Williamsport took the lead in the bottom of the fourth inning, again manufacturing a run after Corey Bass led off the inning getting hit in the head with a pitch. Bass jumped to his feet after being hit and stayed in the game and later scored on an errant pickoff throw from Spikes starting pitcher Josh Lucas to give Williamsport a 4-3 lead.
Bass, the Cutters’ third catcher who is getting a chance to play while Andrew Knapp battles a sore arm, extended the Williamsport lead in the fifth inning when he hit a sacrifice fly in the fifth inning to score Justin Parr. But after having the bases loaded with nobody out, Williamsport got just the one run in the inning. And after Bass’ sacrifice fly, the Crosscutters had just two other baserunners over the final 4 2/3 innings.
“That’s the best game he played pretty much the whole season,” Prada said. “He threw a guy out at second base, he blocked the ball well, and he handled the bat well and executed. He did a pretty good job.”

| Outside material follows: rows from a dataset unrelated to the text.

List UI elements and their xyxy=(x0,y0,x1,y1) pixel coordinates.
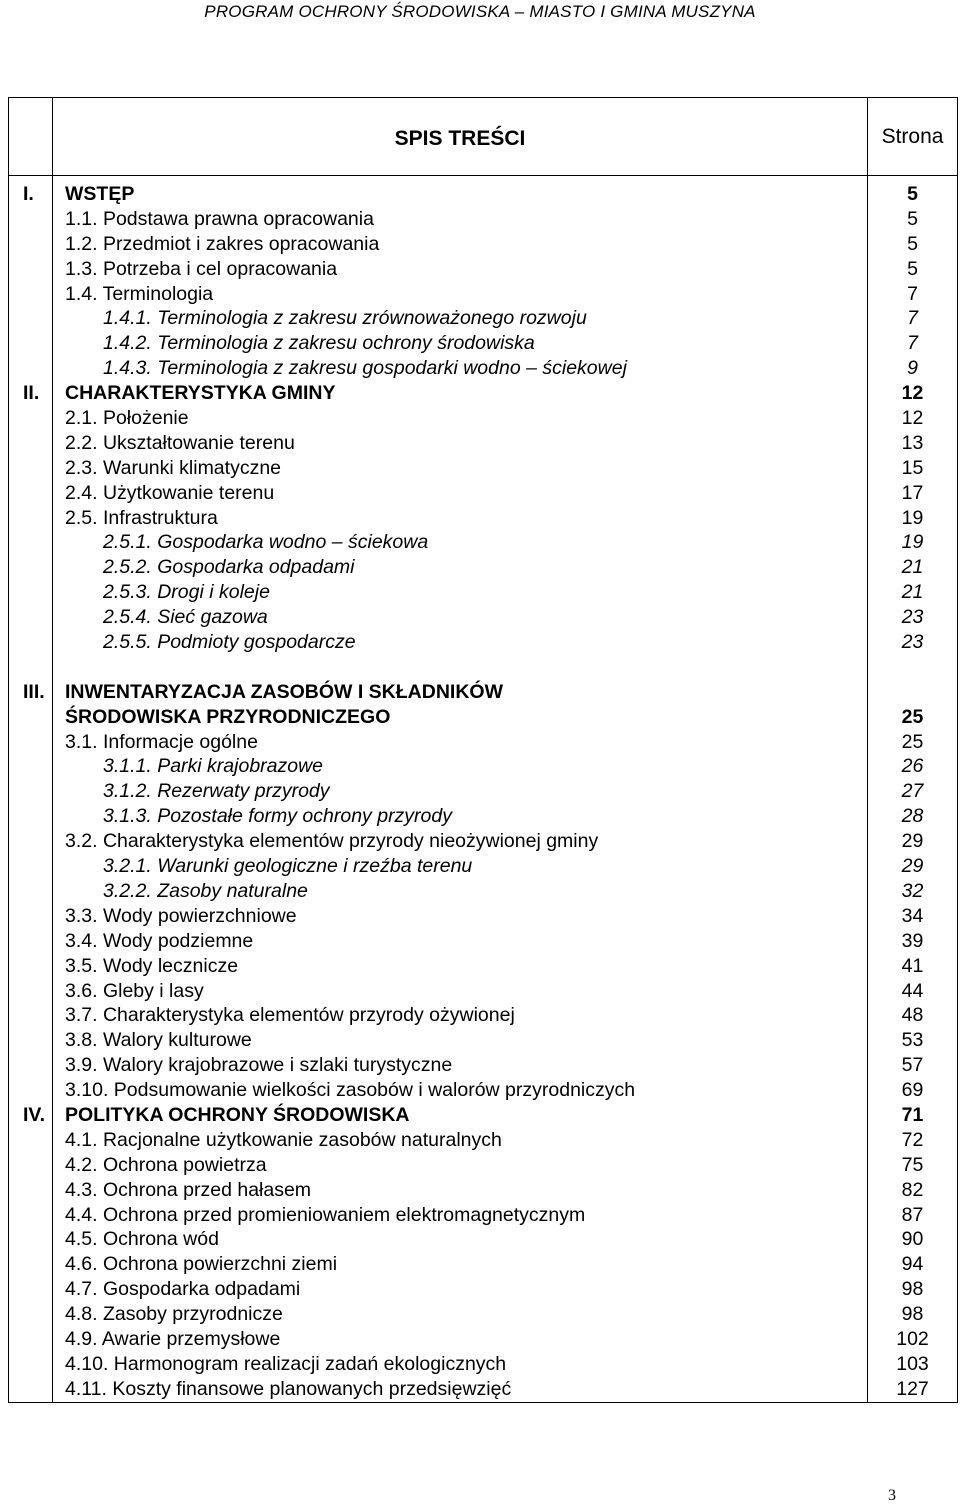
section-number-blank xyxy=(9,456,52,481)
toc-entry: 3.3. Wody powierzchniowe xyxy=(65,904,297,927)
section-number-blank xyxy=(9,1078,52,1103)
section-number-blank xyxy=(9,1227,52,1252)
toc-entry: 4.8. Zasoby przyrodnicze xyxy=(65,1303,283,1326)
toc-entry: 4.9. Awarie przemysłowe xyxy=(65,1327,281,1350)
toc-subsubentry: 3.1.3. Pozostałe formy ochrony przyrody xyxy=(103,805,452,828)
toc-entry: 4.10. Harmonogram realizacji zadań ekologicznych xyxy=(65,1352,507,1375)
page-number-column xyxy=(868,176,958,1403)
toc-page-number: 90 xyxy=(901,1228,924,1251)
toc-page-number: 19 xyxy=(901,506,924,529)
toc-page-number: 48 xyxy=(901,1004,924,1027)
section-number-blank xyxy=(9,306,52,331)
section-number-blank xyxy=(9,282,52,307)
header-num-cell xyxy=(9,98,53,176)
toc-section-title: INWENTARYZACJA ZASOBÓW I SKŁADNIKÓW xyxy=(65,680,503,703)
toc-page-number: 53 xyxy=(901,1029,924,1052)
toc-entry: 4.3. Ochrona przed hałasem xyxy=(65,1178,312,1201)
toc-page-number: 23 xyxy=(901,631,924,654)
section-number: II. xyxy=(23,382,40,405)
section-number-blank xyxy=(9,630,52,655)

Gueller struggled in his first start at Bowman Field to put hitters away. Despite throwing first-pitch strikes to 12 of the 16 batters he faced, he couldn’t seem to find a way to put hitters away. He had just one strikeout as he got a little too fine around the plate ahead in the count.
Gueller surrendered seven hits, six of which came with two strikes, and five of which came with two outs. He gave up an RBI infield single to Matthew Young in the second on a 1-2 pitch with two outs. He gave up an RBI single to David Washington on a 3-2, two-out pitch, and another RBI single to Carson Kelly on a 2-2, two-out pitch in the third.
“There’s two different way to pitch. Do you want to get the out or do you want the strikeout,” Prada said. “I think he tried to strike people out today and he had to throw tough pitches in tough counts.”